Every seven seconds, Samaritans answer a call for help. They're there, day or night, for anyone who’s struggling to cope and needs someone to listen without judgement or pressure. Samaritans is not only for the moment of crisis, they're taking action to prevent the crisis.
Samaritans gives people ways to cope and the skills to be there for others. They encourage, promote, and celebrate those moments of connection between people that can save lives. They offer listening and support to people and communities in times of need.
In prisons, schools, hospitals and on the rail network, Samaritans are working with people who are going through a difficult time and training others to do the same.
Every life lost to suicide is a tragedy, and Samaritans’ vision is that fewer people die by suicide.
That’s why they work tirelessly to reach more people and make suicide prevention a priority.

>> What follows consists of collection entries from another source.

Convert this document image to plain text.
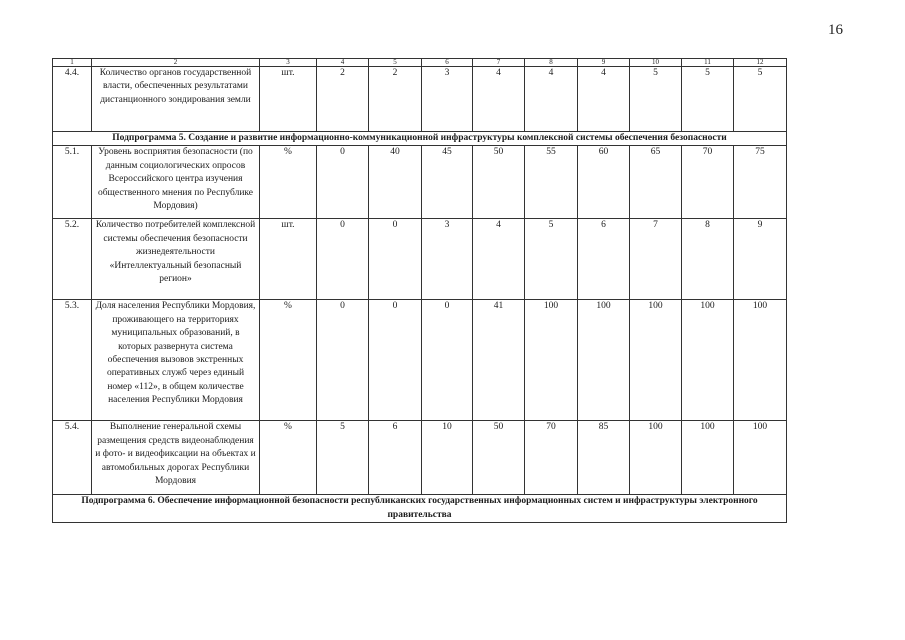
16
1	2	3	4	5	6	7	8	9	10	11	12
4.4.	Количество органов государственной власти, обеспеченных результатами дистанционного зондирования земли	шт.	2	2	3	4	4	4	5	5	5
Подпрограмма 5. Создание и развитие информационно-коммуникационной инфраструктуры комплексной системы обеспечения безопасности											
5.1.	Уровень восприятия безопасности (по данным социологических опросов Всероссийского центра изучения общественного мнения по Республике Мордовия)	%	0	40	45	50	55	60	65	70	75
5.2.	Количество потребителей комплексной системы обеспечения безопасности жизнедеятельности «Интеллектуальный безопасный регион»	шт.	0	0	3	4	5	6	7	8	9
5.3.	Доля населения Республики Мордовия, проживающего на территориях муниципальных образований, в которых развернута система обеспечения вызовов экстренных оперативных служб через единый номер «112», в общем количестве населения Республики Мордовия	%	0	0	0	41	100	100	100	100	100
5.4.	Выполнение генеральной схемы размещения средств видеонаблюдения и фото- и видеофиксации на объектах и автомобильных дорогах Республики Мордовия	%	5	6	10	50	70	85	100	100	100
Подпрограмма 6. Обеспечение информационной безопасности республиканских государственных информационных систем и инфраструктуры электронного правительства											
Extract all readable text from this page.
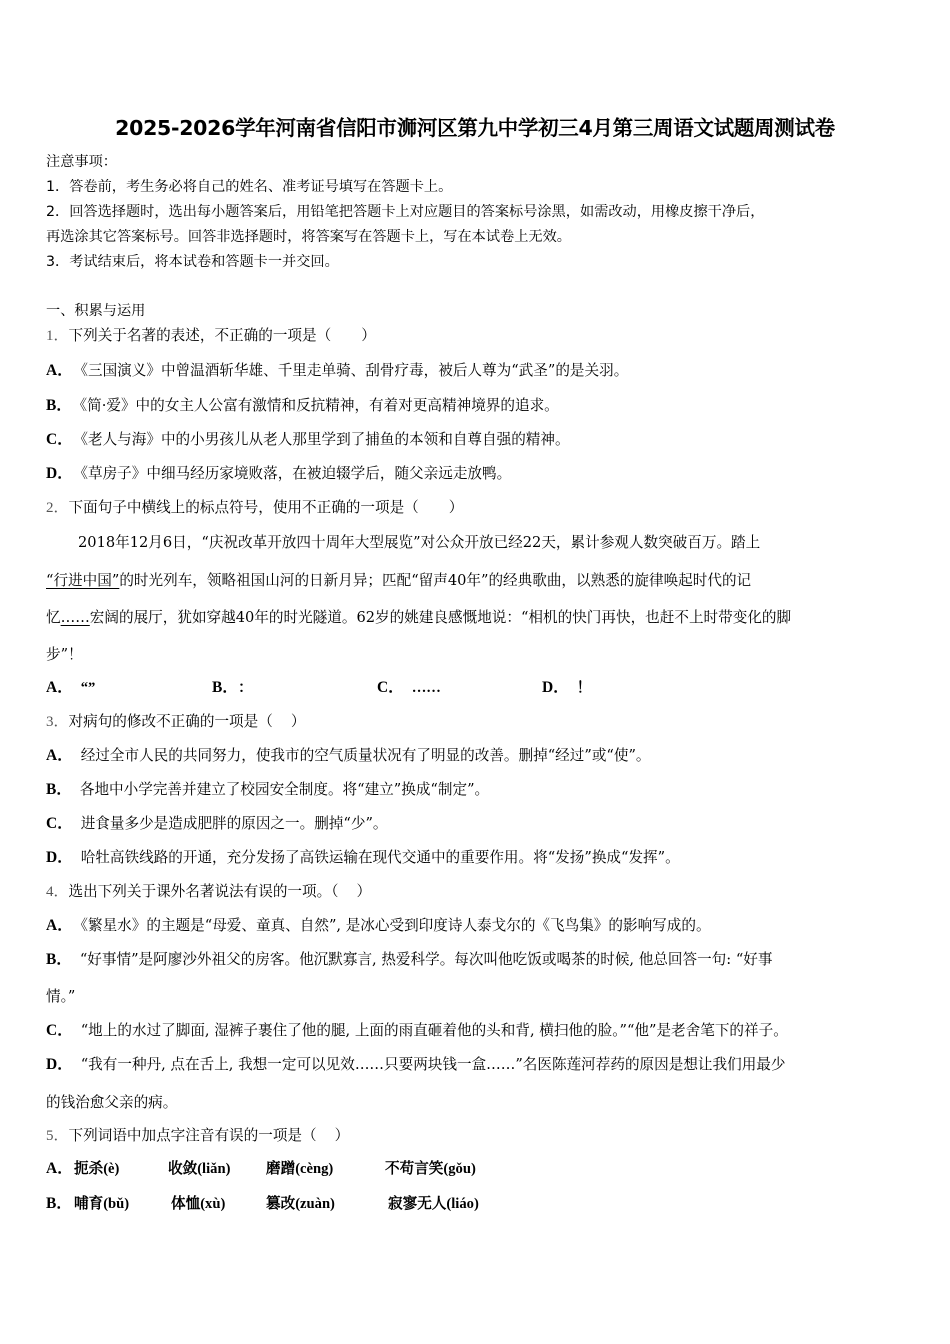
2025-2026学年河南省信阳市浉河区第九中学初三4月第三周语文试题周测试卷
注意事项：
1．答卷前，考生务必将自己的姓名、准考证号填写在答题卡上。
2．回答选择题时，选出每小题答案后，用铅笔把答题卡上对应题目的答案标号涂黑，如需改动，用橡皮擦干净后，
再选涂其它答案标号。回答非选择题时，将答案写在答题卡上，写在本试卷上无效。
3．考试结束后，将本试卷和答题卡一并交回。
一、积累与运用
1．下列关于名著的表述，不正确的一项是（ ）
A． 《三国演义》中曾温酒斩华雄、千里走单骑、刮骨疗毒，被后人尊为“武圣”的是关羽。
B． 《简·爱》中的女主人公富有激情和反抗精神，有着对更高精神境界的追求。
C． 《老人与海》中的小男孩儿从老人那里学到了捕鱼的本领和自尊自强的精神。
D． 《草房子》中细马经历家境败落，在被迫辍学后，随父亲远走放鸭。
2．下面句子中横线上的标点符号，使用不正确的一项是（ ）
2018年12月6日，“庆祝改革开放四十周年大型展览”对公众开放已经22天，累计参观人数突破百万。踏上
“行进中国”的时光列车，领略祖国山河的日新月异；匹配“留声40年”的经典歌曲，以熟悉的旋律唤起时代的记
忆……宏阔的展厅，犹如穿越40年的时光隧道。62岁的姚建良感慨地说：“相机的快门再快，也赶不上时带变化的脚
步”！
A． “”	B． ：	C． ……	D． ！
3．对病句的修改不正确的一项是（ ）
A． 经过全市人民的共同努力，使我市的空气质量状况有了明显的改善。删掉“经过”或“使”。
B． 各地中小学完善并建立了校园安全制度。将“建立”换成“制定”。
C． 进食量多少是造成肥胖的原因之一。删掉“少”。
D． 哈牡高铁线路的开通，充分发扬了高铁运输在现代交通中的重要作用。将“发扬”换成“发挥”。
4．选出下列关于课外名著说法有误的一项。（ ）
A． 《繁星水》的主题是“母爱、童真、自然”, 是冰心受到印度诗人泰戈尔的《飞鸟集》的影响写成的。
B． “好事情”是阿廖沙外祖父的房客。他沉默寡言, 热爱科学。每次叫他吃饭或喝茶的时候, 他总回答一句: “好事
情。”
C． “地上的水过了脚面, 湿裤子裹住了他的腿, 上面的雨直砸着他的头和背, 横扫他的脸。”“他”是老舍笔下的祥子。
D． “我有一种丹, 点在舌上, 我想一定可以见效……只要两块钱一盒……”名医陈莲河荐药的原因是想让我们用最少
的钱治愈父亲的病。
5．下列词语中加点字注音有误的一项是（ ）
A． 扼杀(è)	收敛(liǎn) 磨蹭(cèng)	不苟言笑(gǒu)
B． 哺育(bǔ)	体恤(xù)	篡改(zuàn)	寂寥无人(liáo)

*Name has been changed to conceal and protect identity of caller*
“The relationship started off OK but the person I was with had alcohol issues throughout our time together. I always felt low because I was constantly being put down. I wasn’t able to see my family without being grilled about where I was going. I lost a lot of friends and I became very shy and meek as my partner’s alcohol issues got worse.
I had to get a lot of payday loans out to fund his alcohol issues and there were times when I couldn’t even put gas and electric on. I felt I couldn’t tell anybody about it, and I just got lower and lower.
Towards the end it became quite physical, quite argumentative and I couldn’t see what was in front of me. I would take myself off for walks and I would think ‘if I just disappeared now no-one would notice. If I ran off, my family wouldn’t miss us.’
It was a cold night in the winter. I sat in my car and drove, I phoned Samaritans in crisis. The black mist descended, and I couldn’t see any way out of it.
I remember the person on the phone was the person that saved me that night. I always remember that they said to go visit a friend, so we went for a walk and had a long talk. She said I had to tell my parents what I was going through.
Speaking to someone [at Samaritans] who never knew me was very helpful because one of the hardest things was opening up to people close to me.
I’m now back living with my mam and dad, and I’ve just started a nursing degree which I’ve always wanted to do. I feel so much more secure and happier, and a bit proud. When you’re in that situation, the barriers are up and you can’t see the light at the end, that’s why I contacted Samaritans.”